Map depicting relative landscape quality for supporting biodiversity. This example is from a statewide prototype generated for Iowa. Relative landscape quality is calculated based on land cover and management, the distribution of the human population, and road density.
Map depicting relative landscape quality for supporting biodiversity. This example
is from a statewide prototype generated for Iowa. Relative landscape quality is
calculated based on land cover and management, the distribution of the human
population, and road density.
Changes in type and condition of land cover affect how well the landscape can support the ecosystem services on which we rely.

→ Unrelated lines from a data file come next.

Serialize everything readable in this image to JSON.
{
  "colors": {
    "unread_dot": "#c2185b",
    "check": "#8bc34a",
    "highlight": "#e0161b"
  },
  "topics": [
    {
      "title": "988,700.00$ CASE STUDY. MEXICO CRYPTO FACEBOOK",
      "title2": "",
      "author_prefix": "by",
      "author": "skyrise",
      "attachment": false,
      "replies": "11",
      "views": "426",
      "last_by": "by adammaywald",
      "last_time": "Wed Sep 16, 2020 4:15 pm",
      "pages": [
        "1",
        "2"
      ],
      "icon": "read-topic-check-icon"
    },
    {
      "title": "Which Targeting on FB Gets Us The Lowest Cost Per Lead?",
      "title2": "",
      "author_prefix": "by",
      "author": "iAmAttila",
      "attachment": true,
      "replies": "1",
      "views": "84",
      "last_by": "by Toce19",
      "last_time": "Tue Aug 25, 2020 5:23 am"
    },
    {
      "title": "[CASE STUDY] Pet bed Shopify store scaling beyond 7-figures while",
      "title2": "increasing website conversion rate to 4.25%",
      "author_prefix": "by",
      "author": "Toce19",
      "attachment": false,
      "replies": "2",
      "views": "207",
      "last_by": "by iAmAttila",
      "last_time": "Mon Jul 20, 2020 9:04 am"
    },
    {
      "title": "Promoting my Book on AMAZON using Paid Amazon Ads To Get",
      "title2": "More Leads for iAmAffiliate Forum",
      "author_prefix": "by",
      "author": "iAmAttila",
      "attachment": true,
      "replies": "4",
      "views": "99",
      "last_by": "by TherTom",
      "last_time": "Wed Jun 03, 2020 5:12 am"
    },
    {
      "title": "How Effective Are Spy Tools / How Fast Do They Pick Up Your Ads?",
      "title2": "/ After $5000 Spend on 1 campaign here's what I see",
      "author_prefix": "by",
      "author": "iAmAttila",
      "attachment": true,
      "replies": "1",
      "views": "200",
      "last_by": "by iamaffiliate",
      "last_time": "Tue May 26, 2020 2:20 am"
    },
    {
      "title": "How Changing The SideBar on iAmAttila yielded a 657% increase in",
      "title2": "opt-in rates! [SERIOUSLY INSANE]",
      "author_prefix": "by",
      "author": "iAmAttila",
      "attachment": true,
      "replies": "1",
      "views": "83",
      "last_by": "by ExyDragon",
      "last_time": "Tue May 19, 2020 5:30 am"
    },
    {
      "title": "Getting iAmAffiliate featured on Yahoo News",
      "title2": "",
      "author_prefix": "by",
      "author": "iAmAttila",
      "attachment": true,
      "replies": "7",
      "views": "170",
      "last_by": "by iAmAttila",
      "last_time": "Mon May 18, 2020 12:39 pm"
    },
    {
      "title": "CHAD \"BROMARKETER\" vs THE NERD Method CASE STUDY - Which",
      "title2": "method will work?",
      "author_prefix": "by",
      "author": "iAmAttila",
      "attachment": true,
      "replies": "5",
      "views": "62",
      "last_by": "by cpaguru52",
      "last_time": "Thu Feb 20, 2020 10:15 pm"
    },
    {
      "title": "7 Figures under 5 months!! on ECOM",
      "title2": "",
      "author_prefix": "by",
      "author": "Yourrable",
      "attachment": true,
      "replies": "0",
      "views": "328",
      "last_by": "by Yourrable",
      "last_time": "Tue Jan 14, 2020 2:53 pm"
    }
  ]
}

We use remote sensors to monitor changes in landsurface responses resulting from the interplay of land use and climate, but collaborate with partners who monitor responses on the ground to understand how these remote observations relate to ecosystem services. Examples of our research include: (1) how land-use change in the Northern Great Plains affects the ability of beekeepers to support the national pollination needs of the U.S. agricultural industry; (2) how land-use change has completely altered the face of Iowa, homogenizing land-cover features that used to reflect a regional character and strongly altering the quality of the landscape for persistence of biodiversity; and (3) how changes in responses of vegetation and moisture monitored by satellite correspond with effects of weather on wetland hydroperiod and calling activity of wetland-dependent animal species monitored in situ. The quantitative relations we identify between the remote observations and the processes being influenced on the ground provide a foundation for projecting potential effects on ecosystem services from land use and climate futures and also informs us how best to tune our remote observations and related products to be responsive to the assessment needs of U.S. agencies and a variety of other stakeholders.

Understanding linkages between land surface responses we can monitor remotely and ground-based ecological processes and functions is key to providing information required by resource agencies and policymakers who need to assess outcomes from environmental and/or socioeconomic influences, national programs, and other drivers of land-use change.